With the advances in computing technologies, a significant improvement in the representative computer program-based analysis approaches has been reported. For example, the frequency-domain analysis method is computationally efficient and requires only a few parameters to model the dynamic soil properties, and it generally leads to appropriate designs of nuclear power plants that can withstand low-to-moderate amplitude earthquakes. However, for design basis and beyond-design basis shaking, this method cannot address the gapping, sliding, and other nonlinear effects caused by intense earthquakes, which are expected at the sites of many nuclear facilities.
Although the dynamic SSI analysis in the time domain has been successfully performed by solving the motion equations via a direct numerical integration scheme. The main shortcoming of this standard approach is the use of the same time integrator (homogeneity) and timescale (synchronous) for all finite elements of the grid, which causes computational inefficiencies.
In order to address these challenges, Dr. Shaolin Chen, Dr. Hao Lv and Dr. Guoliang Zhou from Nanjing University of Aeronautics and Astronautics proposed a partitioned analysis of SSI (PASSI) to improve the computing efficiency. Their approach accomplished by partitioning the soil-foundation-structure system into the soil (foundation) and structure subsystems and implementing the continuity conditions of the displacements and reaction forces at the soil (foundation)-structure interface in a primal way. A lumped-mass explicit finite element method and a transmitting artificial boundary are used to model the unbounded soil, the structure is analyzed via the implicit finite element method, and the response of the rigid foundation is calculated through an explicit time integration scheme. The solution is separately advanced over time for each subsystem. Different time steps can be chosen for the explicit and implicit integration schemes, which can greatly improve efficiency. Their research work is currently published in the journal, Earthquake Engineering and Structural Dynamics.
The authors showed that the proposed method was highly efficient for SSI analysis of nuclear structures. Interaction effects are accounted for by the transmission and synchronization of the coupled state variables. In addition, intrafield and interfield parallel procedures for PASSI are developed, and their theoretical efficiencies are analyzed. The seismic response analysis of a nuclear power plant is presented to validate the feasibility and efficiency of the intrafield and interfield parallel procedures.

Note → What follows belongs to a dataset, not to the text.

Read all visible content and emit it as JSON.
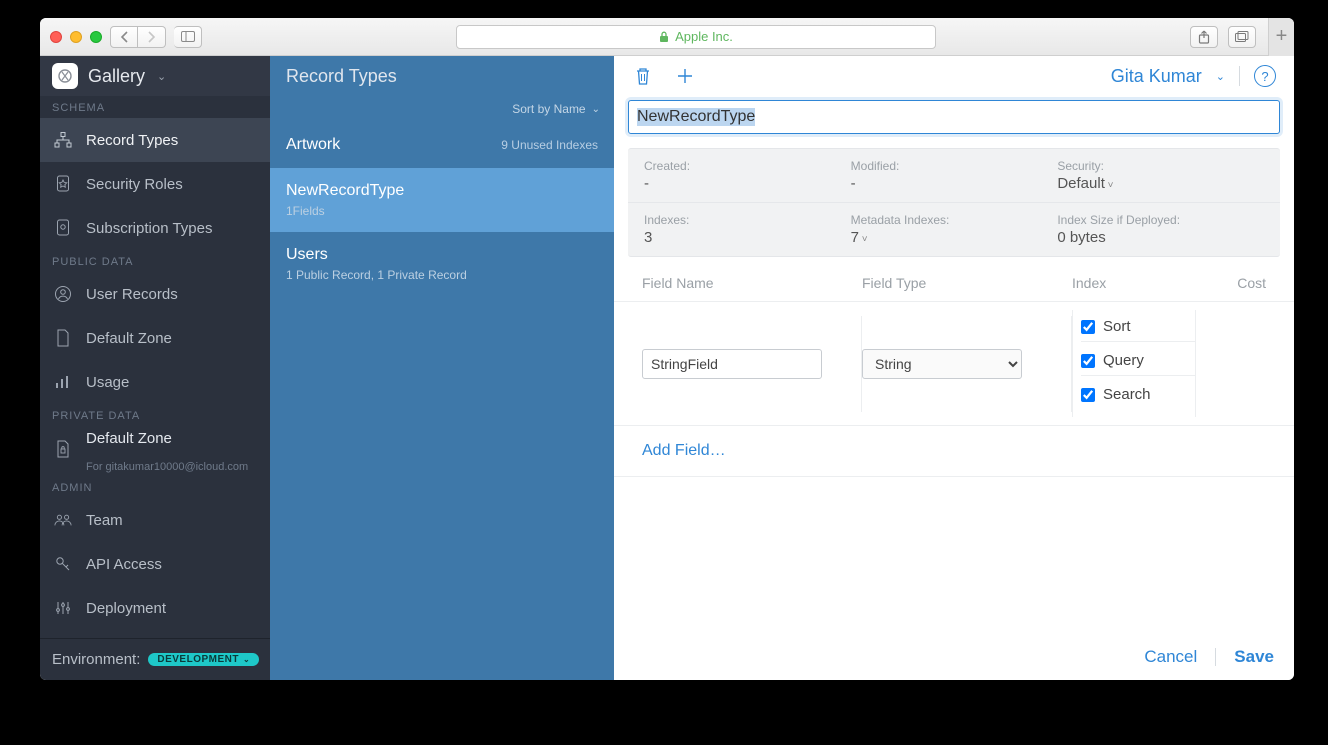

In summary, the study presented a time-domain PASSI for nuclear buildings, and two parallel procedures are proposed. The feasibility and efficiency of the proposed method were tested using two numerical examples. In a statement to Advances in Engineering, first author Dr. Shaolin Chen said their findings would contribute to efficient SSI analysis and the safe design of major projects such as nuclear plant.
Chen, S., Lv, H., & Zhou, G. (2022). Partitioned analysis of soil-structure interaction for nuclear island buildings. Earthquake Engineering and Structural Dynamics, 51(10), 2220–2247.